KUALA LUMPUR: An application by Tengku Datuk Seri Zafrul Tengku Abdul Aziz, seeking to file his affidavit in Datuk Seri Najib Razak’s application for leave to initiate judicial review, has been dismissed.
The affidavit by Tengku Zafrul was linked to a purported royal addendum order that should place the former prime minister under house arrest.
The Minister of Investment, Trade and Industry had wanted to file his own affidavit in the main application to correct “factual inaccuracies” in a supplementary affidavit, filed by Deputy Prime Minister Datuk Seri Dr Ahmad Zahid Hamidi in support of Najib’s application.
However, High Court Judge Amarjeet Singh dismissed Tengku Zafrul’s application in an in-chambers proceeding yesterday.
When met by reporters, Senior Federal Counsel Ahmad Hanir Hambaly, who appeared for the Attorney-General’s Chambers, said the matter was still at the ex parte leave stage and that there was no law provision for Tengku Zafrul to insert his affidavit at this point.
“The applicant (Tengku Zafrul) can try again (in his legal action) when the court allows leave on the main application (by Najib),” he said.
Lawyer Tan Sri Muhammad Shafee Abdullah, who represented Najib, said he objected to Tengku Zafrul’s application because the applicant was not a party to the main suit.
Tengku Zafrul was represented by lawyer Datuk Sunil Abraham.
On April 22, Tengku Zafrul wrote to the High Court through his solicitors from Cecil Abraham & Partners that he was seeking leave to file an affidavit that would specifically address the averments contained in paragraph six of the affidavit by Ahmad Zahid, dated April 9.
In the paragraph, Ahmad Zahid claimed he was shown a copy of the addendum order on Tengku Zafrul’s phone, which the minister personally photographed or scanned from an original copy as shown to him by the former Yang di-Pertuan Agong.
On April 9, Ahmad Zahid affirmed the affidavit in support of Najib’s application for leave for judicial review in his claims that there was a royal addendum order granted to him along with his royal pardon.
In his document, Ahmad Zahid said the royal addendum from the former Yang di-Pertuan Agong Al-Sultan Abdullah Ri’ayatuddin Al-Mustafa Billah Shah, which would allow Najib to go under house arrest, indeed existed.
The Umno president said he was shown the document by Tengku Zafrul, who was the former Selangor Umno treasurer, at his (Ahmad Zahid) house at Country Heights on Jan 30.
Najib filed the application for leave for judicial review on April 1.
He named the Home Minister, the Commissioner General of Prisons, the Attorney-General, the Federal Territories Pardons Board, the Minister in the Prime Minister’s Department (Law and Institutional Reform), director-general of legal affairs at the Prime Minister’s Department, and the government as the first to seventh respondents, respectively.
In the notice of application, Najib sought a mandamus order that all of the respondents or one of them answer and verify the existence of the addendum order, dated Jan 29.

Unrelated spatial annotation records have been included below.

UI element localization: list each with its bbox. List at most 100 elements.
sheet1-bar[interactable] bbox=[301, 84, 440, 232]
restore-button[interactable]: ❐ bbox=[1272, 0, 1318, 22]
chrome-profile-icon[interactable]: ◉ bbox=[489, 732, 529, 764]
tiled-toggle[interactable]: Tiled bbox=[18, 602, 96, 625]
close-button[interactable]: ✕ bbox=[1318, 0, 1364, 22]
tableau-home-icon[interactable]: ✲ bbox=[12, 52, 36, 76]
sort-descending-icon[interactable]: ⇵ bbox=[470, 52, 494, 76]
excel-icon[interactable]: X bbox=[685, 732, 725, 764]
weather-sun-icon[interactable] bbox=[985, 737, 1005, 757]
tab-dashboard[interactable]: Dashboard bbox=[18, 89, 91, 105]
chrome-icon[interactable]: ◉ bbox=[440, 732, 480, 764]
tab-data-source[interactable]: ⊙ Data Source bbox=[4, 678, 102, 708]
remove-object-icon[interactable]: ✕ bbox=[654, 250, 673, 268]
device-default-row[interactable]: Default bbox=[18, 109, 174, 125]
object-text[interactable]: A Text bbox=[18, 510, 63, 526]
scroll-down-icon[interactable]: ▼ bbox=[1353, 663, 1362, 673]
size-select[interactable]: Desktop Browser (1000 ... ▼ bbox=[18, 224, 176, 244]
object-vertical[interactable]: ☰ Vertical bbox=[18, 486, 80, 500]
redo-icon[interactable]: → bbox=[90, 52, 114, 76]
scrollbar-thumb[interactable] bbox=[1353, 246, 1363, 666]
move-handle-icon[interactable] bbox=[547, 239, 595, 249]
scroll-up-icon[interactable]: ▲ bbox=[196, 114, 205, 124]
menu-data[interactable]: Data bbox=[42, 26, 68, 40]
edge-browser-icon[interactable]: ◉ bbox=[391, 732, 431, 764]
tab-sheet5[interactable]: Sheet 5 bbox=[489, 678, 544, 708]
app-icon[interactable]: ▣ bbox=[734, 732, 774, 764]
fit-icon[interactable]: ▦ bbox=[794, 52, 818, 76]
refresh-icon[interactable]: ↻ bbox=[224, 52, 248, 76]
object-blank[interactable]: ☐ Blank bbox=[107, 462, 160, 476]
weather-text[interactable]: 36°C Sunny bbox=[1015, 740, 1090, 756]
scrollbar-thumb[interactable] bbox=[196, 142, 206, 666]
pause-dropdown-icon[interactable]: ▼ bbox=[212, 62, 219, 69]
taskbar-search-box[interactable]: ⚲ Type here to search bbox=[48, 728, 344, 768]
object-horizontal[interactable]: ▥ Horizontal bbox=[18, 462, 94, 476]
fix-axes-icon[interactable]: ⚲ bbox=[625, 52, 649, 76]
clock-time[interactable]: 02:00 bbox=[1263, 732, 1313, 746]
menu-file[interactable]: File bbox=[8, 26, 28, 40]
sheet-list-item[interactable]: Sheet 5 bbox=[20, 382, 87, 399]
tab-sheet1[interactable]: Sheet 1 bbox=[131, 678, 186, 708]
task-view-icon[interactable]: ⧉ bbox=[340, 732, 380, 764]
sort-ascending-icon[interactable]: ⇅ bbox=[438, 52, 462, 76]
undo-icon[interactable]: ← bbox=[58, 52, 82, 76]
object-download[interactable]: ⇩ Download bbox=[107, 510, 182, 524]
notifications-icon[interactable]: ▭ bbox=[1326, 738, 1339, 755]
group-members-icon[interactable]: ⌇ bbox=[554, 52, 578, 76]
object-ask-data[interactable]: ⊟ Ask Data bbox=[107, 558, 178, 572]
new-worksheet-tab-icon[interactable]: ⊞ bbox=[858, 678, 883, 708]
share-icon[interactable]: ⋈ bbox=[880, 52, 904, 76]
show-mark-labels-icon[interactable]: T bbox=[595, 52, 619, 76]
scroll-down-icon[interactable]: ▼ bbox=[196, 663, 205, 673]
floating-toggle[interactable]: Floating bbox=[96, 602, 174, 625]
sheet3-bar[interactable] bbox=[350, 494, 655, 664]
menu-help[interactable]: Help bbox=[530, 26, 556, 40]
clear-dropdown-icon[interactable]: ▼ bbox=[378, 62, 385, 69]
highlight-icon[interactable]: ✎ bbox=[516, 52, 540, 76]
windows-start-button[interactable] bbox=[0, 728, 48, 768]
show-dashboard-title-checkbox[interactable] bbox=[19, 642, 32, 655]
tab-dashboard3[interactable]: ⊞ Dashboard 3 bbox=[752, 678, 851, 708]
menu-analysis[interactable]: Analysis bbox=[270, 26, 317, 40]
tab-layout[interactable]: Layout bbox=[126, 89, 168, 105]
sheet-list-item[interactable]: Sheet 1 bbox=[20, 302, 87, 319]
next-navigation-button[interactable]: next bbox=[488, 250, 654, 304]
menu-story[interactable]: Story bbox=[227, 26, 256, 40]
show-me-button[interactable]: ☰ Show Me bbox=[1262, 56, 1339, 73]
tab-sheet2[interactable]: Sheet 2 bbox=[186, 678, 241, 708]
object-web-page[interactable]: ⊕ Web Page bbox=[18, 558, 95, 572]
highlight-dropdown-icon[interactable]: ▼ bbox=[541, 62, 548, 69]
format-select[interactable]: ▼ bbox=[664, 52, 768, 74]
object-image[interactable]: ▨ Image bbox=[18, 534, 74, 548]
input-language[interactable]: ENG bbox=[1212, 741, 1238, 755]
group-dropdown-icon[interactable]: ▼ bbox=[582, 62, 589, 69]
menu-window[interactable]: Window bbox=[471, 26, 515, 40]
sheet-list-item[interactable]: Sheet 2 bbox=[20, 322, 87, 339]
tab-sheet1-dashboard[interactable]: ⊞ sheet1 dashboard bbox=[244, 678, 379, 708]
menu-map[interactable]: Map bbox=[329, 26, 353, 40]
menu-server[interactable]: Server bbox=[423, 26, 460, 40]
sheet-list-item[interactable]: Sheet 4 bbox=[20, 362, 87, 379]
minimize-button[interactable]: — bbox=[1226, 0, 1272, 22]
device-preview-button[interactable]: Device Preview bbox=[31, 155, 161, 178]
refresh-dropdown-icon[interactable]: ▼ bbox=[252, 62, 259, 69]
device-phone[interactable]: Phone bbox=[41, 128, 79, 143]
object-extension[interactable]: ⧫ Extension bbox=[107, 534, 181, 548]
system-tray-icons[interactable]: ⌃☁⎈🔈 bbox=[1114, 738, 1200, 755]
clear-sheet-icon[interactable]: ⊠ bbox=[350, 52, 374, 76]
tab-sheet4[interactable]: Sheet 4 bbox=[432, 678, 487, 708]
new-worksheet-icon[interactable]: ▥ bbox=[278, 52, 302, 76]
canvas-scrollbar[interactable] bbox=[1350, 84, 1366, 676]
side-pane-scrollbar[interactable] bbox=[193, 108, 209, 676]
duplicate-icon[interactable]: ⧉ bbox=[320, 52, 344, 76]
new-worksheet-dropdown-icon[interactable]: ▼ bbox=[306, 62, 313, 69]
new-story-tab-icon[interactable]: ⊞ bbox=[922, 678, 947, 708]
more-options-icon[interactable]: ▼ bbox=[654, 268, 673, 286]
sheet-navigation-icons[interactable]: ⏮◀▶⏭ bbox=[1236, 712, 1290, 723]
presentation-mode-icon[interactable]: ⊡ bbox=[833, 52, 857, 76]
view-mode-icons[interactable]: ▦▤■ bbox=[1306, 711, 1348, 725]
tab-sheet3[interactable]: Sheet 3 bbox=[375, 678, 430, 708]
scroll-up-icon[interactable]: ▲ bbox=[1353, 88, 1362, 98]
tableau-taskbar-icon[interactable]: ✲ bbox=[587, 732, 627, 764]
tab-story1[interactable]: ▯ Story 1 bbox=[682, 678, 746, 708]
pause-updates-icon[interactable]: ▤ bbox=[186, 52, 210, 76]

The former prime minister is seeking that if the addendum order exists, all or one of the respondents must execute the royal order and immediately move him from the Kajang Prison to his residence in Kuala Lumpur, where he would serve his remaining sentence under house arrest.
Justice Amarjeet fixed June 5 to deliver his decision on Najib’s leave application.